Of 4.6 million total claims submitted per day, 2 percent were rejected due to incomplete or invalid information, CMS said.

Susan Morse, Executive Editor

About 10 percent of claims filed under ICD-10 have been denied since the coding vocabulary became the norm on October 1, the Centers for Medicare and Medicaid Services said on Thursday, though only a small number of those denials were due to coding errors.

Of 4.6 million total claims submitted per day, 2 percent were rejected due to incomplete or invalid information, CMS said.

CMS released the metrics on claims submitted from October 1 through October 27.

[Also: RelayHealth logs $25 billion in ICD-10 claims]

Invalid ICD-10 codes were the basis for rejecting .09 percent of claims, and .17 percent of total claims submitted based on end-to-end testing.

Total claims rejected due to invalid ICD-9 codes represented .11 percent of submissions and .17 percent of total claims submitted based on end-to-end testing.

Total claims denied were 10.1 percent of total claims processed, CMS said.

[Also: ICD-10 arrives: Reactions from the first day]

Before the change, CMS had said it would not reject claims as long as they were coded using the correct ICD-10 family.

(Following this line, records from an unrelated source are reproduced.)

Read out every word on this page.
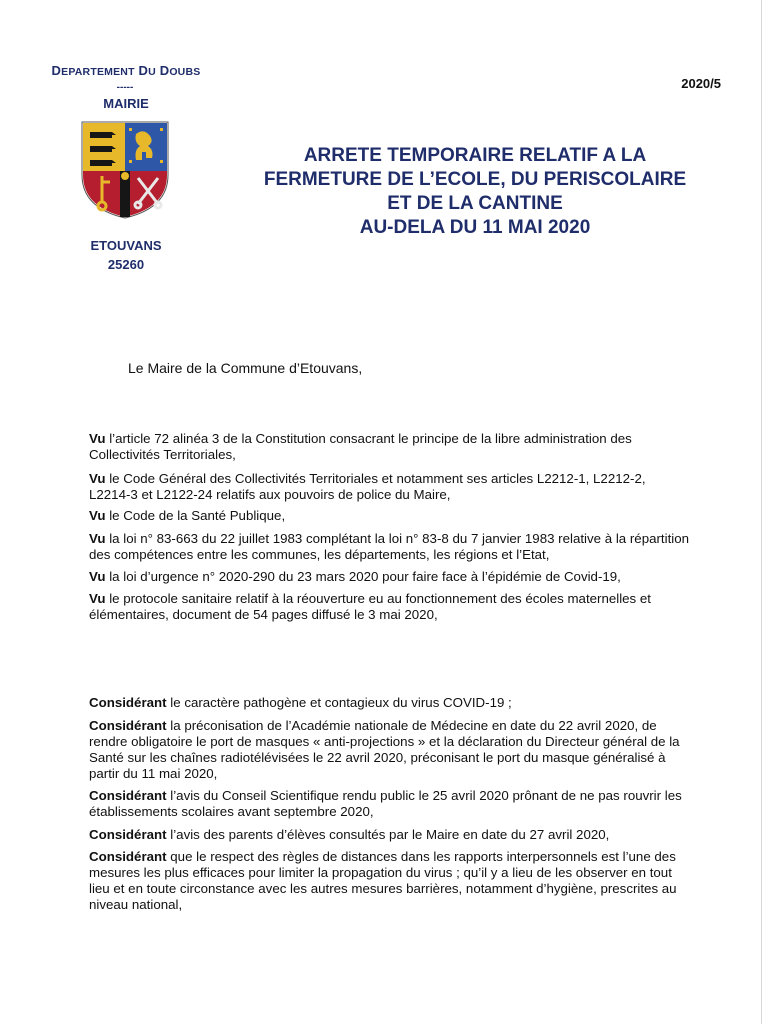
DEPARTEMENT DU DOUBS
-----
MAIRIE
ETOUVANS
25260
2020/5
ARRETE TEMPORAIRE RELATIF A LA
FERMETURE DE L’ECOLE, DU PERISCOLAIRE
ET DE LA CANTINE
AU-DELA DU 11 MAI 2020
Le Maire de la Commune d’Etouvans,

Vu l’article 72 alinéa 3 de la Constitution consacrant le principe de la libre administration des Collectivités Territoriales,

Vu le Code Général des Collectivités Territoriales et notamment ses articles L2212-1, L2212-2, L2214-3 et L2122-24 relatifs aux pouvoirs de police du Maire,

Vu le Code de la Santé Publique,

Vu la loi n° 83-663 du 22 juillet 1983 complétant la loi n° 83-8 du 7 janvier 1983 relative à la répartition des compétences entre les communes, les départements, les régions et l’Etat,

Vu la loi d’urgence n° 2020-290 du 23 mars 2020 pour faire face à l’épidémie de Covid-19,

Vu le protocole sanitaire relatif à la réouverture eu au fonctionnement des écoles maternelles et élémentaires, document de 54 pages diffusé le 3 mai 2020,

Considérant le caractère pathogène et contagieux du virus COVID-19 ;

Considérant la préconisation de l’Académie nationale de Médecine en date du 22 avril 2020, de rendre obligatoire le port de masques « anti-projections » et la déclaration du Directeur général de la Santé sur les chaînes radiotélévisées le 22 avril 2020, préconisant le port du masque généralisé à partir du 11 mai 2020,

Considérant l’avis du Conseil Scientifique rendu public le 25 avril 2020 prônant de ne pas rouvrir les établissements scolaires avant septembre 2020,

Considérant l’avis des parents d’élèves consultés par le Maire en date du 27 avril 2020,

Considérant que le respect des règles de distances dans les rapports interpersonnels est l’une des mesures les plus efficaces pour limiter la propagation du virus ; qu’il y a lieu de les observer en tout lieu et en toute circonstance avec les autres mesures barrières, notamment d’hygiène, prescrites au niveau national,
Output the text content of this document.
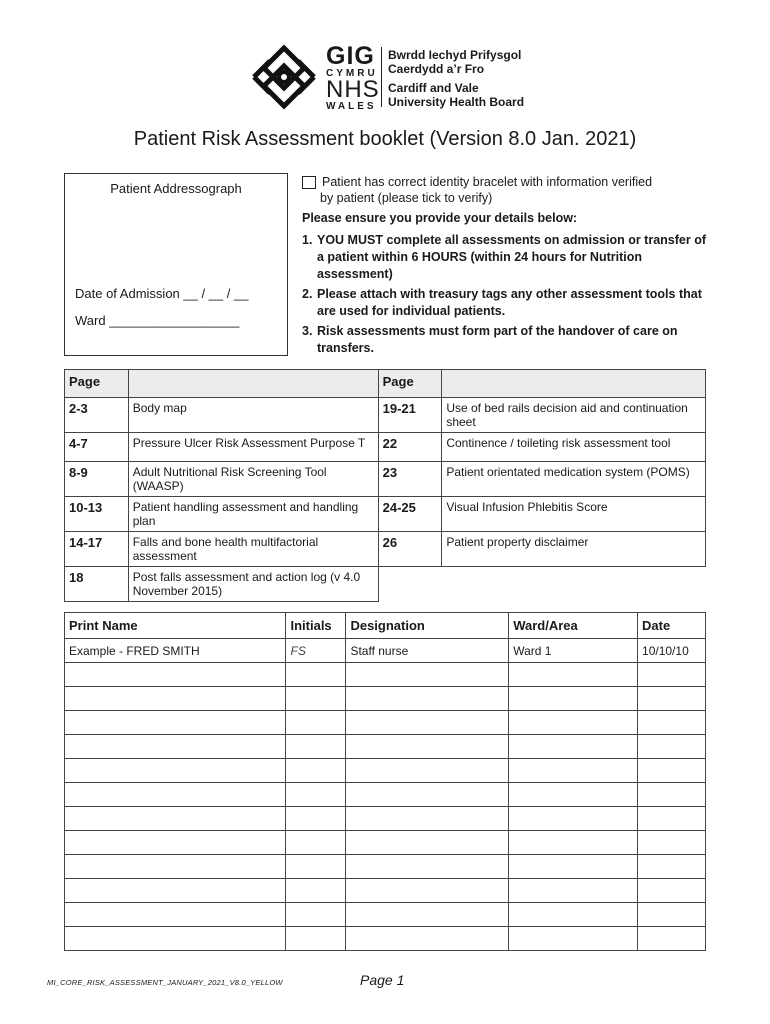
GIG
CYMRU
NHS
WALES
Bwrdd Iechyd Prifysgol
Caerdydd a’r Fro
Cardiff and Vale
University Health Board
Patient Risk Assessment booklet (Version 8.0 Jan. 2021)
Patient Addressograph
Date of Admission __ / __ / __
Ward __________________
Patient has correct identity bracelet with information verified
by patient (please tick to verify)
Please ensure you provide your details below:
1. YOU MUST complete all assessments on admission or transfer of a patient within 6 HOURS (within 24 hours for Nutrition assessment)
2. Please attach with treasury tags any other assessment tools that are used for individual patients.
3. Risk assessments must form part of the handover of care on transfers.
Page		Page	
2-3	Body map	19-21	Use of bed rails decision aid and continuation sheet
4-7	Pressure Ulcer Risk Assessment Purpose T	22	Continence / toileting risk assessment tool
8-9	Adult Nutritional Risk Screening Tool (WAASP)	23	Patient orientated medication system (POMS)
10-13	Patient handling assessment and handling plan	24-25	Visual Infusion Phlebitis Score
14-17	Falls and bone health multifactorial assessment	26	Patient property disclaimer
18	Post falls assessment and action log (v 4.0 November 2015)		
Print Name	Initials	Designation	Ward/Area	Date
Example - FRED SMITH	FS	Staff nurse	Ward 1	10/10/10

MI_CORE_RISK_ASSESSMENT_JANUARY_2021_V8.0_YELLOW	Page 1
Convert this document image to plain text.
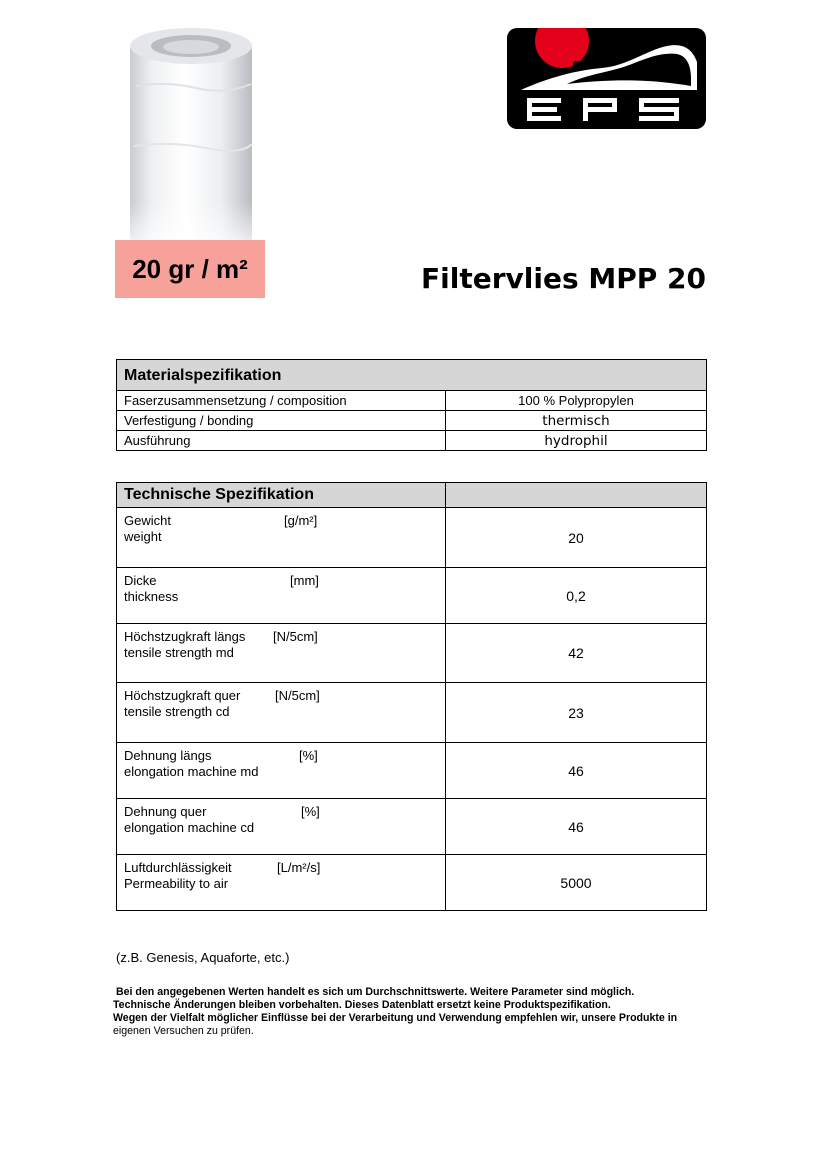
20 gr / m²	Filtervlies MPP 20
Materialspezifikation	
Faserzusammensetzung / composition	100 % Polypropylen
Verfestigung / bonding	thermisch
Ausführung	hydrophil
Technische Spezifikation	

Gewicht
weight
[g/m²]	20

Dicke
thickness
[mm]	0,2

Höchstzugkraft längs
tensile strength md
[N/5cm]	42

Höchstzugkraft quer
tensile strength cd
[N/5cm]	23

Dehnung längs
elongation machine md
[%]	46

Dehnung quer
elongation machine cd
[%]	46

Luftdurchlässigkeit
Permeability to air
[L/m²/s]	5000
(z.B. Genesis, Aquaforte, etc.)
Bei den angegebenen Werten handelt es sich um Durchschnittswerte. Weitere Parameter sind möglich.
Technische Änderungen bleiben vorbehalten. Dieses Datenblatt ersetzt keine Produktspezifikation.
Wegen der Vielfalt möglicher Einflüsse bei der Verarbeitung und Verwendung empfehlen wir, unsere Produkte in
eigenen Versuchen zu prüfen.
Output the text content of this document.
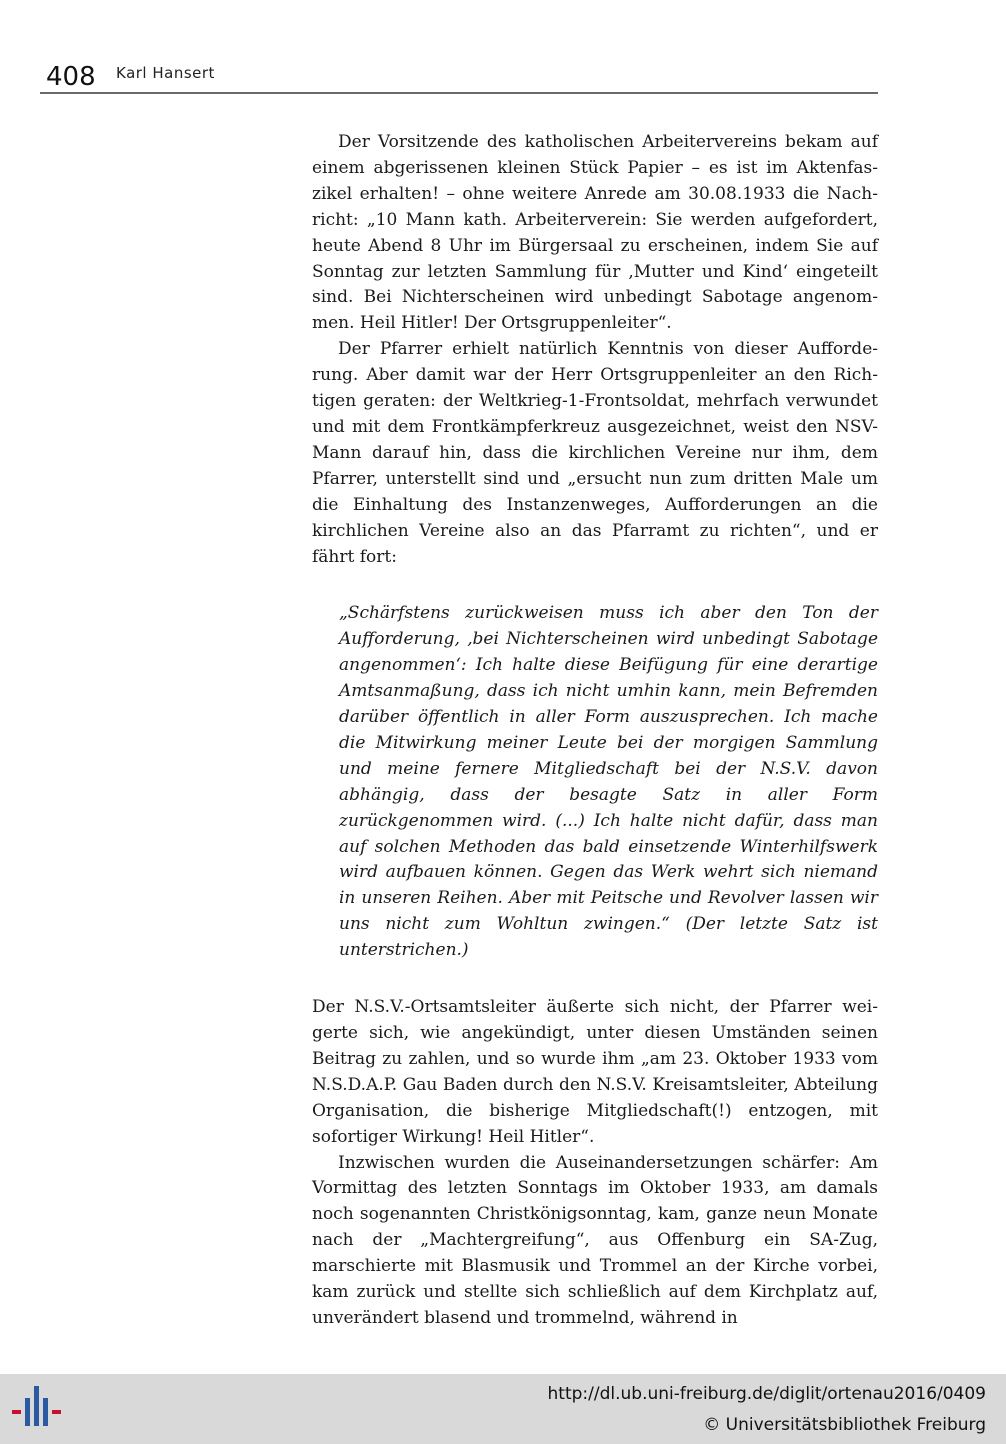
408 Karl Hansert

Der Vorsitzende des katholischen Arbeitervereins bekam auf einem abgerissenen kleinen Stück Papier – es ist im Aktenfaszikel erhalten! – ohne weitere Anrede am 30.08.1933 die Nachricht: „10 Mann kath. Arbeiterverein: Sie werden aufgefordert, heute Abend 8 Uhr im Bürgersaal zu erscheinen, indem Sie auf Sonntag zur letzten Sammlung für ‚Mutter und Kind‘ eingeteilt sind. Bei Nichterscheinen wird unbedingt Sabotage angenommen. Heil Hitler! Der Ortsgruppenleiter“.

Der Pfarrer erhielt natürlich Kenntnis von dieser Aufforderung. Aber damit war der Herr Ortsgruppenleiter an den Richtigen geraten: der Weltkrieg-1-Frontsoldat, mehrfach verwundet und mit dem Frontkämpferkreuz ausgezeichnet, weist den NSV-Mann darauf hin, dass die kirchlichen Vereine nur ihm, dem Pfarrer, unterstellt sind und „ersucht nun zum dritten Male um die Einhaltung des Instanzenweges, Aufforderungen an die kirchlichen Vereine also an das Pfarramt zu richten“, und er fährt fort:

„Schärfstens zurückweisen muss ich aber den Ton der Aufforderung, ‚bei Nichterscheinen wird unbedingt Sabotage angenommen‘: Ich halte diese Beifügung für eine derartige Amtsanmaßung, dass ich nicht umhin kann, mein Befremden darüber öffentlich in aller Form auszusprechen. Ich mache die Mitwirkung meiner Leute bei der morgigen Sammlung und meine fernere Mitgliedschaft bei der N.S.V. davon abhängig, dass der besagte Satz in aller Form zurückgenommen wird. (...) Ich halte nicht dafür, dass man auf solchen Methoden das bald einsetzende Winterhilfswerk wird aufbauen können. Gegen das Werk wehrt sich niemand in unseren Reihen. Aber mit Peitsche und Revolver lassen wir uns nicht zum Wohltun zwingen.“ (Der letzte Satz ist unterstrichen.)

Der N.S.V.-Ortsamtsleiter äußerte sich nicht, der Pfarrer weigerte sich, wie angekündigt, unter diesen Umständen seinen Beitrag zu zahlen, und so wurde ihm „am 23. Oktober 1933 vom N.S.D.A.P. Gau Baden durch den N.S.V. Kreisamtsleiter, Abteilung Organisation, die bisherige Mitgliedschaft(!) entzogen, mit sofortiger Wirkung! Heil Hitler“.

Inzwischen wurden die Auseinandersetzungen schärfer: Am Vormittag des letzten Sonntags im Oktober 1933, am damals noch sogenannten Christkönigsonntag, kam, ganze neun Monate nach der „Machtergreifung“, aus Offenburg ein SA-Zug, marschierte mit Blasmusik und Trommel an der Kirche vorbei, kam zurück und stellte sich schließlich auf dem Kirchplatz auf, unverändert blasend und trommelnd, während in

http://dl.ub.uni-freiburg.de/diglit/ortenau2016/0409
© Universitätsbibliothek Freiburg
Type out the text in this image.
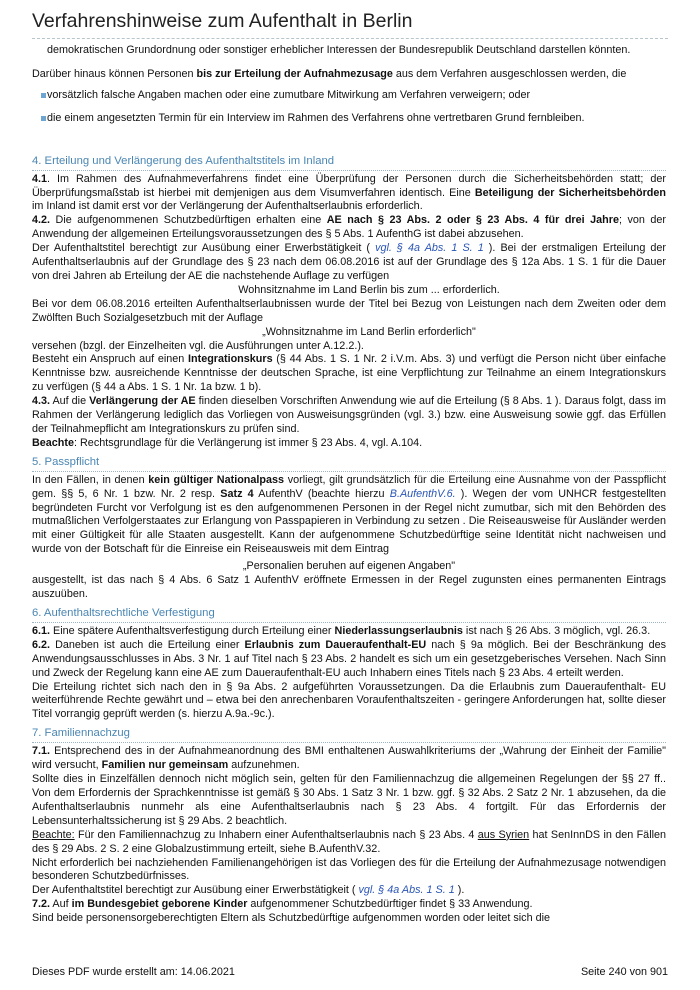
Verfahrenshinweise zum Aufenthalt in Berlin

demokratischen Grundordnung oder sonstiger erheblicher Interessen der Bundesrepublik Deutschland darstellen könnten.

Darüber hinaus können Personen bis zur Erteilung der Aufnahmezusage aus dem Verfahren ausgeschlossen werden, die

vorsätzlich falsche Angaben machen oder eine zumutbare Mitwirkung am Verfahren verweigern; oder
die einem angesetzten Termin für ein Interview im Rahmen des Verfahrens ohne vertretbaren Grund fernbleiben.
4. Erteilung und Verlängerung des Aufenthaltstitels im Inland

4.1. Im Rahmen des Aufnahmeverfahrens findet eine Überprüfung der Personen durch die Sicherheitsbehörden statt; der Überprüfungsmaßstab ist hierbei mit demjenigen aus dem Visumverfahren identisch. Eine Beteiligung der Sicherheitsbehörden im Inland ist damit erst vor der Verlängerung der Aufenthaltserlaubnis erforderlich.

4.2. Die aufgenommenen Schutzbedürftigen erhalten eine AE nach § 23 Abs. 2 oder § 23 Abs. 4 für drei Jahre; von der Anwendung der allgemeinen Erteilungsvoraussetzungen des § 5 Abs. 1 AufenthG ist dabei abzusehen.

Der Aufenthaltstitel berechtigt zur Ausübung einer Erwerbstätigkeit ( vgl. § 4a Abs. 1 S. 1 ). Bei der erstmaligen Erteilung der Aufenthaltserlaubnis auf der Grundlage des § 23 nach dem 06.08.2016 ist auf der Grundlage des § 12a Abs. 1 S. 1 für die Dauer von drei Jahren ab Erteilung der AE die nachstehende Auflage zu verfügen

Wohnsitznahme im Land Berlin bis zum ... erforderlich.

Bei vor dem 06.08.2016 erteilten Aufenthaltserlaubnissen wurde der Titel bei Bezug von Leistungen nach dem Zweiten oder dem Zwölften Buch Sozialgesetzbuch mit der Auflage

„Wohnsitznahme im Land Berlin erforderlich"

versehen (bzgl. der Einzelheiten vgl. die Ausführungen unter A.12.2.).

Besteht ein Anspruch auf einen Integrationskurs (§ 44 Abs. 1 S. 1 Nr. 2 i.V.m. Abs. 3) und verfügt die Person nicht über einfache Kenntnisse bzw. ausreichende Kenntnisse der deutschen Sprache, ist eine Verpflichtung zur Teilnahme an einem Integrationskurs zu verfügen (§ 44 a Abs. 1 S. 1 Nr. 1a bzw. 1 b).

4.3. Auf die Verlängerung der AE finden dieselben Vorschriften Anwendung wie auf die Erteilung (§ 8 Abs. 1 ). Daraus folgt, dass im Rahmen der Verlängerung lediglich das Vorliegen von Ausweisungsgründen (vgl. 3.) bzw. eine Ausweisung sowie ggf. das Erfüllen der Teilnahmepflicht am Integrationskurs zu prüfen sind.

Beachte: Rechtsgrundlage für die Verlängerung ist immer § 23 Abs. 4, vgl. A.104.

5. Passpflicht

In den Fällen, in denen kein gültiger Nationalpass vorliegt, gilt grundsätzlich für die Erteilung eine Ausnahme von der Passpflicht gem. §§ 5, 6 Nr. 1 bzw. Nr. 2 resp. Satz 4 AufenthV (beachte hierzu B.AufenthV.6. ). Wegen der vom UNHCR festgestellten begründeten Furcht vor Verfolgung ist es den aufgenommenen Personen in der Regel nicht zumutbar, sich mit den Behörden des mutmaßlichen Verfolgerstaates zur Erlangung von Passpapieren in Verbindung zu setzen . Die Reiseausweise für Ausländer werden mit einer Gültigkeit für alle Staaten ausgestellt. Kann der aufgenommene Schutzbedürftige seine Identität nicht nachweisen und wurde von der Botschaft für die Einreise ein Reiseausweis mit dem Eintrag

„Personalien beruhen auf eigenen Angaben"

ausgestellt, ist das nach § 4 Abs. 6 Satz 1 AufenthV eröffnete Ermessen in der Regel zugunsten eines permanenten Eintrags auszuüben.

6. Aufenthaltsrechtliche Verfestigung

6.1. Eine spätere Aufenthaltsverfestigung durch Erteilung einer Niederlassungserlaubnis ist nach § 26 Abs. 3 möglich, vgl. 26.3.

6.2. Daneben ist auch die Erteilung einer Erlaubnis zum Daueraufenthalt-EU nach § 9a möglich. Bei der Beschränkung des Anwendungsausschlusses in Abs. 3 Nr. 1 auf Titel nach § 23 Abs. 2 handelt es sich um ein gesetzgeberisches Versehen. Nach Sinn und Zweck der Regelung kann eine AE zum Daueraufenthalt-EU auch Inhabern eines Titels nach § 23 Abs. 4 erteilt werden.

Die Erteilung richtet sich nach den in § 9a Abs. 2 aufgeführten Voraussetzungen. Da die Erlaubnis zum Daueraufenthalt- EU weiterführende Rechte gewährt und – etwa bei den anrechenbaren Voraufenthaltszeiten - geringere Anforderungen hat, sollte dieser Titel vorrangig geprüft werden (s. hierzu A.9a.-9c.).

7. Familiennachzug

7.1. Entsprechend des in der Aufnahmeanordnung des BMI enthaltenen Auswahlkriteriums der „Wahrung der Einheit der Familie" wird versucht, Familien nur gemeinsam aufzunehmen.

Sollte dies in Einzelfällen dennoch nicht möglich sein, gelten für den Familiennachzug die allgemeinen Regelungen der §§ 27 ff.. Von dem Erfordernis der Sprachkenntnisse ist gemäß § 30 Abs. 1 Satz 3 Nr. 1 bzw. ggf. § 32 Abs. 2 Satz 2 Nr. 1 abzusehen, da die Aufenthaltserlaubnis nunmehr als eine Aufenthaltserlaubnis nach § 23 Abs. 4 fortgilt. Für das Erfordernis der Lebensunterhaltssicherung ist § 29 Abs. 2 beachtlich.

Beachte: Für den Familiennachzug zu Inhabern einer Aufenthaltserlaubnis nach § 23 Abs. 4 aus Syrien hat SenInnDS in den Fällen des § 29 Abs. 2 S. 2 eine Globalzustimmung erteilt, siehe B.AufenthV.32.

Nicht erforderlich bei nachziehenden Familienangehörigen ist das Vorliegen des für die Erteilung der Aufnahmezusage notwendigen besonderen Schutzbedürfnisses.

Der Aufenthaltstitel berechtigt zur Ausübung einer Erwerbstätigkeit ( vgl. § 4a Abs. 1 S. 1 ).

7.2. Auf im Bundesgebiet geborene Kinder aufgenommener Schutzbedürftiger findet § 33 Anwendung.

Sind beide personensorgeberechtigten Eltern als Schutzbedürftige aufgenommen worden oder leitet sich die

Dieses PDF wurde erstellt am: 14.06.2021	Seite 240 von 901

Healthcare providers welcomed that since the 70,000 codes included ICD-10 mean they have to be more specific than ever with their coding.

CMS expects to release more information on the ICD-10 transition in November.

Since the transition, claims are processing normally. Medicare claims take several days to be processed and, by law, Medicare must wait two weeks before issuing a payment. Medicaid claims can take up to 30 days to be submitted and processed.